The only decals on it are the MXL, the rust proofing, and the head tube EM. The rest is paint. It was a custom paint job. 

Have any ideas about the scheme in my other post?


----------



## atpjunkie (Mar 23, 2002)

*why yes it is*



CLudlow said:


> To be built up as my "main ride" along with the Colnago MX Light


delovely


----------



## atpjunkie (Mar 23, 2002)

*find the Kelme livery*

Deep blue, Apple Green and White

mmmmmmmmmmmmmmmmm


----------



## cannibal (Dec 3, 2004)

*Here's a pic.*



atpjunkie said:


> Deep blue, Apple Green and White
> 
> mmmmmmmmmmmmmmmmm


No year on the brochure but there is a picture on the front cover of it of an of E. Merckx aluminum frame with carbon seat and chain stays.
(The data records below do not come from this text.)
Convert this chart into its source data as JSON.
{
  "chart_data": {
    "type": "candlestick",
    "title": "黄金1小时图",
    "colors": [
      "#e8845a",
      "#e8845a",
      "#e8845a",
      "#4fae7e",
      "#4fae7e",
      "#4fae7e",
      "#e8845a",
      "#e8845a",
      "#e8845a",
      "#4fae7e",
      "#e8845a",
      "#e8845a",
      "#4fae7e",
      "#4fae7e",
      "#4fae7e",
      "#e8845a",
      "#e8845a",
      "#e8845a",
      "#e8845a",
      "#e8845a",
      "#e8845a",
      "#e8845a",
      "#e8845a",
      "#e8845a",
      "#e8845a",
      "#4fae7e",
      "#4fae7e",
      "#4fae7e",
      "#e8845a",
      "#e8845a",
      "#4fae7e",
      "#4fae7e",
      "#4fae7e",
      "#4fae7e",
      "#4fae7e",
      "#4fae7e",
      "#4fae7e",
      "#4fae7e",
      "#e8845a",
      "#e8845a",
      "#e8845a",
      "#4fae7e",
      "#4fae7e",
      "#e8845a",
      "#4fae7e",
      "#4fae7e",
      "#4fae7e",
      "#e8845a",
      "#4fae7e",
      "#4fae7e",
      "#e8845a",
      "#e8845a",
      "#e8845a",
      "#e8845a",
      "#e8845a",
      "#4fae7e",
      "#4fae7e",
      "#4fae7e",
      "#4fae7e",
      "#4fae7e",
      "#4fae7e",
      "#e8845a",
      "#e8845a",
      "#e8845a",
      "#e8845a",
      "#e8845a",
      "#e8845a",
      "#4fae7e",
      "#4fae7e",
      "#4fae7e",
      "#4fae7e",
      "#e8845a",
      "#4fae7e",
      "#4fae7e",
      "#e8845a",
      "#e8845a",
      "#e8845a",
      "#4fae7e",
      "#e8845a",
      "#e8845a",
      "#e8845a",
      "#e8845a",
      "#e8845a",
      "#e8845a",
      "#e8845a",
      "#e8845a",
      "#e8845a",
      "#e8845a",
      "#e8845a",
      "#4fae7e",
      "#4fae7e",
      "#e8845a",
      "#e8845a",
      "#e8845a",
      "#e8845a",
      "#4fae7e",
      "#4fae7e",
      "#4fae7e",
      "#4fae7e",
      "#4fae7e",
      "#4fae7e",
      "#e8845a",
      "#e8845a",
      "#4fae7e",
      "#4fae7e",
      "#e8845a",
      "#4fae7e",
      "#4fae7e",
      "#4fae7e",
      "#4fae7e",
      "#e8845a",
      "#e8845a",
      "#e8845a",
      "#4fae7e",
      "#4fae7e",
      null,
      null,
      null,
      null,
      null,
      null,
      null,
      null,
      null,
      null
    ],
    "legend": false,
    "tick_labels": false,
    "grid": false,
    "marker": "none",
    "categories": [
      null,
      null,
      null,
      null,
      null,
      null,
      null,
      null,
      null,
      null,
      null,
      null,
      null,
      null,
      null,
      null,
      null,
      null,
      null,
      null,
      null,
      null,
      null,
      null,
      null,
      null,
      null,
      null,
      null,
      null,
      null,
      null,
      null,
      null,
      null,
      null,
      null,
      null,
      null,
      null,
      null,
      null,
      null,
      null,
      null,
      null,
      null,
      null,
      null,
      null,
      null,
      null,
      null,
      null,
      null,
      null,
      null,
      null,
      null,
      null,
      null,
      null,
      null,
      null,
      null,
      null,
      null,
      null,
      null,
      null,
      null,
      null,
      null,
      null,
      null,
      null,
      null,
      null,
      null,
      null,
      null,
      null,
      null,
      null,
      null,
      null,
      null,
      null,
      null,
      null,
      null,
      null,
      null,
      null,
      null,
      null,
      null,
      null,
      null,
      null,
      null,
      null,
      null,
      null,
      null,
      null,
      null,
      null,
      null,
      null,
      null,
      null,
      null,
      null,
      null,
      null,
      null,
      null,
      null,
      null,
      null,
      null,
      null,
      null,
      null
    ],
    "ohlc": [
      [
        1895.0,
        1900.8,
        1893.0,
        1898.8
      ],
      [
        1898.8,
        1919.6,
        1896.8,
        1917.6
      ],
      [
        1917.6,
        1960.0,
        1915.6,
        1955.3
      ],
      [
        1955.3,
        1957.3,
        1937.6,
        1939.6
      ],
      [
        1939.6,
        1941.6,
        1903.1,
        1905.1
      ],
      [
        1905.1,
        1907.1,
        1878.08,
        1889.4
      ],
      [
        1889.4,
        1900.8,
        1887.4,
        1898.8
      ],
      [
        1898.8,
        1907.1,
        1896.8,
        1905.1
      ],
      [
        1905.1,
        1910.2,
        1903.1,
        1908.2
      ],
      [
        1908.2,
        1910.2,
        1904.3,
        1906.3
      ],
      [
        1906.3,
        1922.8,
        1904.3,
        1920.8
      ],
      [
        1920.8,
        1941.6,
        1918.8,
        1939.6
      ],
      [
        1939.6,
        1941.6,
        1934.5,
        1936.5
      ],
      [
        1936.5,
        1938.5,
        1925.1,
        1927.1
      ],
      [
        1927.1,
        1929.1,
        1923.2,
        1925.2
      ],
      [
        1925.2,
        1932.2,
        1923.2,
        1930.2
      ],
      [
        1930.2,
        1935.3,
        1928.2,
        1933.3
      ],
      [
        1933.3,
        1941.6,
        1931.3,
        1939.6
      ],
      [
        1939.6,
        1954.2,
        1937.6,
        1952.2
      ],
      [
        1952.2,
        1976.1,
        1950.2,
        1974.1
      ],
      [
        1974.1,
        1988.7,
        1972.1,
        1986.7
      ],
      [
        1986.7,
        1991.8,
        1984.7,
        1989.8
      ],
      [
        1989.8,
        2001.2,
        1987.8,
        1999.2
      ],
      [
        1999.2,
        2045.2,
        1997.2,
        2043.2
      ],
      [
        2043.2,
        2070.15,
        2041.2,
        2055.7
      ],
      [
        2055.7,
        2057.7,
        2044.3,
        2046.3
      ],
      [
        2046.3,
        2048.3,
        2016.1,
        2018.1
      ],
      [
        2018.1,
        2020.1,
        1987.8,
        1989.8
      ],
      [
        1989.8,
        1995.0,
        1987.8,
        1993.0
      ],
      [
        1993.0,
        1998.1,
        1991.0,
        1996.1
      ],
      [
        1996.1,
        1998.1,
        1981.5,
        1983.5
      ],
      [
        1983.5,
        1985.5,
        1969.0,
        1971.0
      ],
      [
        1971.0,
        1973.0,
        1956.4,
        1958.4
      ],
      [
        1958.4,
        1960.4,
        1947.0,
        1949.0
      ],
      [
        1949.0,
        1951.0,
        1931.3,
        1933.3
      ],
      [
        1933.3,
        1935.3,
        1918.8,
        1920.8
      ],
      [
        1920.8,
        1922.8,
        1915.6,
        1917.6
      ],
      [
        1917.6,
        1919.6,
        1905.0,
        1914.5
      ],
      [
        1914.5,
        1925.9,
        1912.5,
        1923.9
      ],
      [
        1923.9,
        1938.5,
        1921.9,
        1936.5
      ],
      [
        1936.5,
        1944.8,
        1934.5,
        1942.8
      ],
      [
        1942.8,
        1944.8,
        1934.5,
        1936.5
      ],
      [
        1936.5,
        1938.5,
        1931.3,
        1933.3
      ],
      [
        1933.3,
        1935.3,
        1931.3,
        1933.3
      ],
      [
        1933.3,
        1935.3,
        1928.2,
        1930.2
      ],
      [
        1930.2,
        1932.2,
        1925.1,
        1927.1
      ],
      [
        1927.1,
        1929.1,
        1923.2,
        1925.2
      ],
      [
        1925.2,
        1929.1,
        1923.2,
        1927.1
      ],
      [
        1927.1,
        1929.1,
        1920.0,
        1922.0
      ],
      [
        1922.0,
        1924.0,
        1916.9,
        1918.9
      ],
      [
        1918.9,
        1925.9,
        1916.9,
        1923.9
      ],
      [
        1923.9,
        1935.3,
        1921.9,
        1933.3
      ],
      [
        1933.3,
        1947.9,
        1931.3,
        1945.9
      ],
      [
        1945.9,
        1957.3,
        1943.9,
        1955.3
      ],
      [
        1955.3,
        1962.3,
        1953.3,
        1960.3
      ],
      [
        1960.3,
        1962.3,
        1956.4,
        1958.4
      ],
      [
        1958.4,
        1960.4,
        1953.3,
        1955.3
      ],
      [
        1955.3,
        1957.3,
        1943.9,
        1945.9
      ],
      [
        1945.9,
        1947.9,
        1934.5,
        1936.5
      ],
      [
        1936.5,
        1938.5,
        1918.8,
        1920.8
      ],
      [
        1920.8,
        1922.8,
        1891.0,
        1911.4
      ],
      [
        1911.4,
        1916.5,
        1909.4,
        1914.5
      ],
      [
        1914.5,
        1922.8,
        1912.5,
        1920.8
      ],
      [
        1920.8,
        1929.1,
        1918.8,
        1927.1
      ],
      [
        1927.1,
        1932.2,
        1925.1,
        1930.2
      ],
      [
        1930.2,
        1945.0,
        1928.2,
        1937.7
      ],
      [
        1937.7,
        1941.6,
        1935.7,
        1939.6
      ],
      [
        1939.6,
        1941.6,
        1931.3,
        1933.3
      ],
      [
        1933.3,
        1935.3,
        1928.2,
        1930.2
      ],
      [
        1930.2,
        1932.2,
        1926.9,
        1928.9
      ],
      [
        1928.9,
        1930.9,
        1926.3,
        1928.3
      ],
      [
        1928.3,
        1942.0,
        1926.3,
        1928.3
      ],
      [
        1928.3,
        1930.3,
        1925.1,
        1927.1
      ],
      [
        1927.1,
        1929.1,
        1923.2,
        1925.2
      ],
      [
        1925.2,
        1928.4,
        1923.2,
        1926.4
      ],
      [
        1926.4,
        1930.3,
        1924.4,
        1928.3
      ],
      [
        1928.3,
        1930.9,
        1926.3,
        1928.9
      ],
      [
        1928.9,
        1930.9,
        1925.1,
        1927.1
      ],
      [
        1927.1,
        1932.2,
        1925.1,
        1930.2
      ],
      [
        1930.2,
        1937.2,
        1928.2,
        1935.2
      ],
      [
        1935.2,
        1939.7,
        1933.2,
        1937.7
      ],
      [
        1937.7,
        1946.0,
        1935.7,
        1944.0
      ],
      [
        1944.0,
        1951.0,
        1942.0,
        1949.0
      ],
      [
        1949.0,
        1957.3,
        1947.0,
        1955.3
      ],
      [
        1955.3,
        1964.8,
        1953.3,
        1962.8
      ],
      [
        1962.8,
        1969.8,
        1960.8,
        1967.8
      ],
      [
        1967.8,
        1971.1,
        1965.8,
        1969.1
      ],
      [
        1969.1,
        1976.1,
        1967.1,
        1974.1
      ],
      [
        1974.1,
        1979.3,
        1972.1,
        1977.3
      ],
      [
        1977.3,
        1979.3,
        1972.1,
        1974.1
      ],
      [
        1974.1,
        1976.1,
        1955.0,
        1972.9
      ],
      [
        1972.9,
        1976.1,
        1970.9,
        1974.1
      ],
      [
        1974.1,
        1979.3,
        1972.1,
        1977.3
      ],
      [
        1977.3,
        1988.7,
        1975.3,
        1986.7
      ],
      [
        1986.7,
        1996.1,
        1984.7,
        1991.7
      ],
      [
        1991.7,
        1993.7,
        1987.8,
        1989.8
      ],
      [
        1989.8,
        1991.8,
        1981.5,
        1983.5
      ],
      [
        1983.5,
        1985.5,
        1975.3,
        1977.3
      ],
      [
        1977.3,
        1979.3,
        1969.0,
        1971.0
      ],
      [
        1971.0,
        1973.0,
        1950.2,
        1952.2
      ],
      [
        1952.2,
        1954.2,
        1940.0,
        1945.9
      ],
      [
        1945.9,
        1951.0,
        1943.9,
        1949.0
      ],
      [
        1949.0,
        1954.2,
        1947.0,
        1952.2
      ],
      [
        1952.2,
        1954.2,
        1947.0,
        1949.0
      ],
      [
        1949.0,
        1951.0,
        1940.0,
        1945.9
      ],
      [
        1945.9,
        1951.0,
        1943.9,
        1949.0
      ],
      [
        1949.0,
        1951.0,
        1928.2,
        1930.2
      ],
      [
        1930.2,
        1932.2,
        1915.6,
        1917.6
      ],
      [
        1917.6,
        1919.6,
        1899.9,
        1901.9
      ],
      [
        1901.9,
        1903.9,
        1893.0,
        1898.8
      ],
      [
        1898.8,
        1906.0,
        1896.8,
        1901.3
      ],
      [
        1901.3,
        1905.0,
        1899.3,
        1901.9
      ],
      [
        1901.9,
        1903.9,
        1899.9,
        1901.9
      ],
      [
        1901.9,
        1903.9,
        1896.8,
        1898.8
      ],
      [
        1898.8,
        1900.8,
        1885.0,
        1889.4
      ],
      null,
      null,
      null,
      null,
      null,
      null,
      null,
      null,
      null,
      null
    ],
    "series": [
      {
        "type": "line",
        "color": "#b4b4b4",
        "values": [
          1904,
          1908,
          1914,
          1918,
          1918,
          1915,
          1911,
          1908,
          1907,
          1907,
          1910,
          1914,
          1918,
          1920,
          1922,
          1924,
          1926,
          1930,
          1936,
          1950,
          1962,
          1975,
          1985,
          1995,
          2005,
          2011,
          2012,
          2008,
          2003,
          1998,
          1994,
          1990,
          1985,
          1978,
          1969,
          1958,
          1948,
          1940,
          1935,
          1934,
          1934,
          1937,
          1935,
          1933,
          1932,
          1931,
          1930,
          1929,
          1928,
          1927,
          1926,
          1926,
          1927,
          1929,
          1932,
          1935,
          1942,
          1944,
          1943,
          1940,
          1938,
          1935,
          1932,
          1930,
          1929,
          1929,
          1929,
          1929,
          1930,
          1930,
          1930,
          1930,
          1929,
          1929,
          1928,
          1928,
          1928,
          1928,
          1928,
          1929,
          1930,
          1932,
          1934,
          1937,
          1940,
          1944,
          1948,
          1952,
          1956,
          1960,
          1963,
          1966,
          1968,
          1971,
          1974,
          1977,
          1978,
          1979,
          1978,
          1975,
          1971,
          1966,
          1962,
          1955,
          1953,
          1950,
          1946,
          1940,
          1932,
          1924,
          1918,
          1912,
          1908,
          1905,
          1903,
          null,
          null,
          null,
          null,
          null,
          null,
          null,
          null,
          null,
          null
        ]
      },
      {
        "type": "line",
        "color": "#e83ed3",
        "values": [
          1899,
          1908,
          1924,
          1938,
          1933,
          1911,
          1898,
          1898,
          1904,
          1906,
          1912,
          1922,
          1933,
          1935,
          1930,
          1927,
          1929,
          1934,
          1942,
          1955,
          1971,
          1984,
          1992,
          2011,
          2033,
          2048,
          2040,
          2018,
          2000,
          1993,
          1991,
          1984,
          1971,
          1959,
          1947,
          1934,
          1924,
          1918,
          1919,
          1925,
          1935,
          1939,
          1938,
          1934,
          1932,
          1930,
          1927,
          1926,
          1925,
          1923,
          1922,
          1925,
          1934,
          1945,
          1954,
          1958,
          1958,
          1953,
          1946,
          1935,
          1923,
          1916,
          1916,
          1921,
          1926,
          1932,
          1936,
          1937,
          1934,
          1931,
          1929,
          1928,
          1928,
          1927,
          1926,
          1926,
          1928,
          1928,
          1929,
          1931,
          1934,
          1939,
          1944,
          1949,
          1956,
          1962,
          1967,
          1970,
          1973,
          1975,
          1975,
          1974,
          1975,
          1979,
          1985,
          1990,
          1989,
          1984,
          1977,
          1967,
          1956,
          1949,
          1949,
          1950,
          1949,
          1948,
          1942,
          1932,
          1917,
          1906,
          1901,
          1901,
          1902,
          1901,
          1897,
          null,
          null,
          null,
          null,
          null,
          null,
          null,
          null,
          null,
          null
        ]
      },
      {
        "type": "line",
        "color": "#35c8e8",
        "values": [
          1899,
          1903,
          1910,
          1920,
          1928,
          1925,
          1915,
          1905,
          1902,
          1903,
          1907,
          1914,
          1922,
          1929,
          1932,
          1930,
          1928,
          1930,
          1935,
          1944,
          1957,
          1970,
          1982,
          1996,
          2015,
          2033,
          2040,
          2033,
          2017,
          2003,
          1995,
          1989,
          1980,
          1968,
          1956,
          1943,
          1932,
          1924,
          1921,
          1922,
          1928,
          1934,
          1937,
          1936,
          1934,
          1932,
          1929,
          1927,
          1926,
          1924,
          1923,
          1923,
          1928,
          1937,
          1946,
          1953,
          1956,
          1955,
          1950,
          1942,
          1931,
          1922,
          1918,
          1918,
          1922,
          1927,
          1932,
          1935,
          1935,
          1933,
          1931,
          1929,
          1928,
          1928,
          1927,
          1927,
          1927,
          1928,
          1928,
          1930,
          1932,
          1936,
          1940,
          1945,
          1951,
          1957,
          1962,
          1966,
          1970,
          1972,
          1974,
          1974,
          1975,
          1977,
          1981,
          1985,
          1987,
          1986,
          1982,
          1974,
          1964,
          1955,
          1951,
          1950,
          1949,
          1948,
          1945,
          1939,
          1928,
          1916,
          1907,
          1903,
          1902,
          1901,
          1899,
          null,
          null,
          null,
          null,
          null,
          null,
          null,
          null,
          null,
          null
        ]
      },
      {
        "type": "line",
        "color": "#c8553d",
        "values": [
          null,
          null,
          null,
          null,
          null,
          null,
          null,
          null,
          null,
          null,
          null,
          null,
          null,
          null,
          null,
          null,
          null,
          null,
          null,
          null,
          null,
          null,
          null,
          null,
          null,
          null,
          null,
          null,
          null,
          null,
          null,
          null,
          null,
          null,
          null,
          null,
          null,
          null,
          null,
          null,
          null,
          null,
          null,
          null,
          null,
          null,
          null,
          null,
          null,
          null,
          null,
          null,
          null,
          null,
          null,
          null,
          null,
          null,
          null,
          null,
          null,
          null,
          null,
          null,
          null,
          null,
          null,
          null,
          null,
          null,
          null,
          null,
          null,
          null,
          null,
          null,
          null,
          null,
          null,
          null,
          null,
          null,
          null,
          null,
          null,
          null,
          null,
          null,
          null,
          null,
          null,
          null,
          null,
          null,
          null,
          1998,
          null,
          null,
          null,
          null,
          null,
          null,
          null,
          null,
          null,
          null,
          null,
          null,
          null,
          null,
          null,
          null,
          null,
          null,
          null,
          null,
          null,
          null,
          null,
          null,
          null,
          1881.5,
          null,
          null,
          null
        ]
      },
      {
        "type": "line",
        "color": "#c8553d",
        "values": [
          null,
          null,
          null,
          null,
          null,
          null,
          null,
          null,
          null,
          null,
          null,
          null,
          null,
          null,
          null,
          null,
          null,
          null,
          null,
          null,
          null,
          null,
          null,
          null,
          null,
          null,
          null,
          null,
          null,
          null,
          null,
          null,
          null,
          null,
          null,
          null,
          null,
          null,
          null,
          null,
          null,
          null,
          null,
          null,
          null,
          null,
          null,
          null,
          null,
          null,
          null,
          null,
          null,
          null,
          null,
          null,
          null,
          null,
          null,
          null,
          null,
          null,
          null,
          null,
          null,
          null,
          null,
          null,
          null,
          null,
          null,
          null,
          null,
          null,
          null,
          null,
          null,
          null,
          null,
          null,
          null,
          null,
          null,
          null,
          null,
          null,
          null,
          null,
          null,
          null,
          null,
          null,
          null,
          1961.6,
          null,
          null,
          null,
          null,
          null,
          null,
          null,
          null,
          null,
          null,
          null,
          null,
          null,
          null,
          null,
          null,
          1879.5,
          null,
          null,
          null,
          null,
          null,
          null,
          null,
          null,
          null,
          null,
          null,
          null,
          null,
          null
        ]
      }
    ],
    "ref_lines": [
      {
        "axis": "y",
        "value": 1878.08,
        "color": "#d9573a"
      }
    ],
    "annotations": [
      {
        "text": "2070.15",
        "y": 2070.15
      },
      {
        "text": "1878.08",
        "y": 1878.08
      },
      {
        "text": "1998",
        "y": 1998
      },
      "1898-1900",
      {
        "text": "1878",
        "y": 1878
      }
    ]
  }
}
I'm thinking and feeling prior 2000 year. No full carbon frames, predominately aluminum, steel and titanium respectively based on images from brochure. It's bizarre, but no there is no year on the brochure? Check out the MXL in this color. If you have seen one from this generation, let me know. I have not and I love this color scheme.
.


----------



## cannibal (Dec 3, 2004)

*Yes*



CLudlow said:


> The info I got from Gita is around that time, so you are most likely correct.
> 
> The only decals on it are the MXL, the rust proofing, and the head tube EM. The rest is paint. It was a custom paint job.
> 
> Have any ideas about the scheme in my other post?


How about the color scheme I just posted on, "disturbing images for carbon lovers."


----------